Me, I enjoy the sun; I just can’t look at it. It’s at the stars that I am able to sit wide-eyed and reflect in contemplative gaze. And I do have some resolutions, only I’ve resolved to not call them “resolutions.” I actually don’t have a name for them. If I had to think of them as anything I would think about them as exercise or training. Never do I find my own dilemmas and struggles--ones I’ve resisted and fought and failed at doing so for twenty-six years--something to be conquered in a split second or by mere statement of resolution. I have found, however, that resolution, while not usually immediate, is in fact constant and ever-present. And these new things I try or methods I create for self-betterment, while they may be inherently good, never, never bring about the kind of resolve that I ascribe them. I just have to shift my mode of thinking about resolution in the way that Jesus teaches me to. Then I can see that my resolutions, my training exercises, if you will, are simply the ongoing act of sanctification--a painstakingly slower process than I would like it to be. And, in the midst of being sanctified, redemption plays out.

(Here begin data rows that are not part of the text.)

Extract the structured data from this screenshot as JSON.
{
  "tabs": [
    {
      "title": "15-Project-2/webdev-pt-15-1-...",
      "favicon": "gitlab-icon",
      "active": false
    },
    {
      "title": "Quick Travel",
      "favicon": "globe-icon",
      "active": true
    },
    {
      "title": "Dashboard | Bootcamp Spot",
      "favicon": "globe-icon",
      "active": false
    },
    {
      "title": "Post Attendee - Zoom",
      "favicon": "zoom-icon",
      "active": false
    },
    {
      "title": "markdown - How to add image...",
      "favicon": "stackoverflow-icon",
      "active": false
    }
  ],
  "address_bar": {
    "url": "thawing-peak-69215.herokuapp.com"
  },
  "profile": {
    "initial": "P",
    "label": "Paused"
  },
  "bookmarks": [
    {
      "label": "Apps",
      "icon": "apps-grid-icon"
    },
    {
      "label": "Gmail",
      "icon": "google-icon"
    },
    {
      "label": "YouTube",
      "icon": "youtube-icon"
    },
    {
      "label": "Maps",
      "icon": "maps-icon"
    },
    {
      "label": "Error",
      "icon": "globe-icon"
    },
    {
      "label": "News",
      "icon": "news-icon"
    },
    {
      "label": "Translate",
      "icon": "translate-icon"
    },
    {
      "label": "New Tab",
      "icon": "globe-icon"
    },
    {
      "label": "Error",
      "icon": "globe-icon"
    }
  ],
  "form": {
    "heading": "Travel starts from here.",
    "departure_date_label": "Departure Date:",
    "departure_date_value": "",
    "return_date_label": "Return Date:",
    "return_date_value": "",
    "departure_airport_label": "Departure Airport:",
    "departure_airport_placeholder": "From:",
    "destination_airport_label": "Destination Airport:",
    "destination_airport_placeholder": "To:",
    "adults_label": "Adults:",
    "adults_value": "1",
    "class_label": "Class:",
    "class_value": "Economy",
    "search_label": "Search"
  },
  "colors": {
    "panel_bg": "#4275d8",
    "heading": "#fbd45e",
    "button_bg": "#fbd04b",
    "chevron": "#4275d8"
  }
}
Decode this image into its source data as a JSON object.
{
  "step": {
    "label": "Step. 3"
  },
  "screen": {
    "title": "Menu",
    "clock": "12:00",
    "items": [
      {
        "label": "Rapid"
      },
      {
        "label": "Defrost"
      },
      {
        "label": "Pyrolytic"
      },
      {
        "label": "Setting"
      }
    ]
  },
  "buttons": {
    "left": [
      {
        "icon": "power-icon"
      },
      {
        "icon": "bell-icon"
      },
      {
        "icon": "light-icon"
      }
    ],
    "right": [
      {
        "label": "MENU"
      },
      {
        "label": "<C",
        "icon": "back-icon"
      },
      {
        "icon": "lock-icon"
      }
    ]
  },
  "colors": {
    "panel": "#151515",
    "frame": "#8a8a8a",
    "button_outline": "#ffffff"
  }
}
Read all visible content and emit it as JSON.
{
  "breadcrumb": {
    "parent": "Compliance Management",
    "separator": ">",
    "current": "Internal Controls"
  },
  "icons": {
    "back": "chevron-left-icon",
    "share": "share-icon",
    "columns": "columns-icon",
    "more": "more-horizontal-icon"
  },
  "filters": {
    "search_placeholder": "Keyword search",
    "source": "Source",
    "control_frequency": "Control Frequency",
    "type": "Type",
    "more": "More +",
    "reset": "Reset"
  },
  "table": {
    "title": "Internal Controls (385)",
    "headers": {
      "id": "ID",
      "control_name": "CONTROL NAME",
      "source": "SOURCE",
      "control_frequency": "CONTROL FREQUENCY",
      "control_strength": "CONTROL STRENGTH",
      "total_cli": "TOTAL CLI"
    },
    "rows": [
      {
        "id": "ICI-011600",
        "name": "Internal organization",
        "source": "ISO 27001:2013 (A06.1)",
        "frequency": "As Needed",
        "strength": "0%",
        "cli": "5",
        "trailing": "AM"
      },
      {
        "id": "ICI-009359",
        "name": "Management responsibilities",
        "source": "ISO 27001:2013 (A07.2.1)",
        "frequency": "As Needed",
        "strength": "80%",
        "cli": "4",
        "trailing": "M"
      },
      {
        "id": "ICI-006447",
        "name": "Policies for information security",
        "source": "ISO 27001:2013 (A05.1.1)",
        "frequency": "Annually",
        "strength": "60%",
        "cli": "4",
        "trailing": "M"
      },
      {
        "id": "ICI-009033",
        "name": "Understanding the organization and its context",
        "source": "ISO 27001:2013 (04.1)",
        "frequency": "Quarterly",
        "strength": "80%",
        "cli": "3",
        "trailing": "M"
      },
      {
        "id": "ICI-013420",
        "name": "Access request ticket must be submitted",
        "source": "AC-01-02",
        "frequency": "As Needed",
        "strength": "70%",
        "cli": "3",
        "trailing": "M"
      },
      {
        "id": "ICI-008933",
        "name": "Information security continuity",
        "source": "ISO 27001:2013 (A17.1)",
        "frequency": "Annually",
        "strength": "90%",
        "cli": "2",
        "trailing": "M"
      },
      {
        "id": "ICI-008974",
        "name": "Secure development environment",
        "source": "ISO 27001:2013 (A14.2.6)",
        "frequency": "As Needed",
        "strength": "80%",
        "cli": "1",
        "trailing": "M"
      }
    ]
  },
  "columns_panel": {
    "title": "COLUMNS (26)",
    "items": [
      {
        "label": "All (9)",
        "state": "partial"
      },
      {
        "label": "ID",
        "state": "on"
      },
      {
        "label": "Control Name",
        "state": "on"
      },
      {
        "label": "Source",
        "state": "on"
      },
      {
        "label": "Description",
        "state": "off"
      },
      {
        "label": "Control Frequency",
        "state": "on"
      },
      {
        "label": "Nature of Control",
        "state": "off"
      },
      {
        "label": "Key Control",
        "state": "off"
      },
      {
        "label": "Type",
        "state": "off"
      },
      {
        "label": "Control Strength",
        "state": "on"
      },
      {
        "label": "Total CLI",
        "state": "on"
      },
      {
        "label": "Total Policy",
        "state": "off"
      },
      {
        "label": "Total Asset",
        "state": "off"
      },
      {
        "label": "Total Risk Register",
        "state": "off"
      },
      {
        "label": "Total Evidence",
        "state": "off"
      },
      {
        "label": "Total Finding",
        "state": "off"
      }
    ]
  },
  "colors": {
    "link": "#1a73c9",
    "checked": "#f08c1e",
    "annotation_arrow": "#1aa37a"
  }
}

As Paul of Tarsus writes in his letter to the people of Corinth:
Do you not know that in a race all the runners run, but only one gets the prize? Run in such a way as to get the prize. Everyone who competes in the games goes into strict training. They do it to get a crown that will not last, but we do it to get a crown that will last forever. Therefore I do not run like someone running aimlessly; I do not fight like a boxer beating the air. No, I strike a blow to my body and make it my slave so that after I have preached to others, I myself will not be disqualified for the prize. (9:24-27)
May the new year be for you a symbol of hope, a microcosm of the real truth of True Redemption. May the course of this new year not become your enemy because it fails to deliver what you thought it promised you; but may it be--new year checklists aside--a race well run.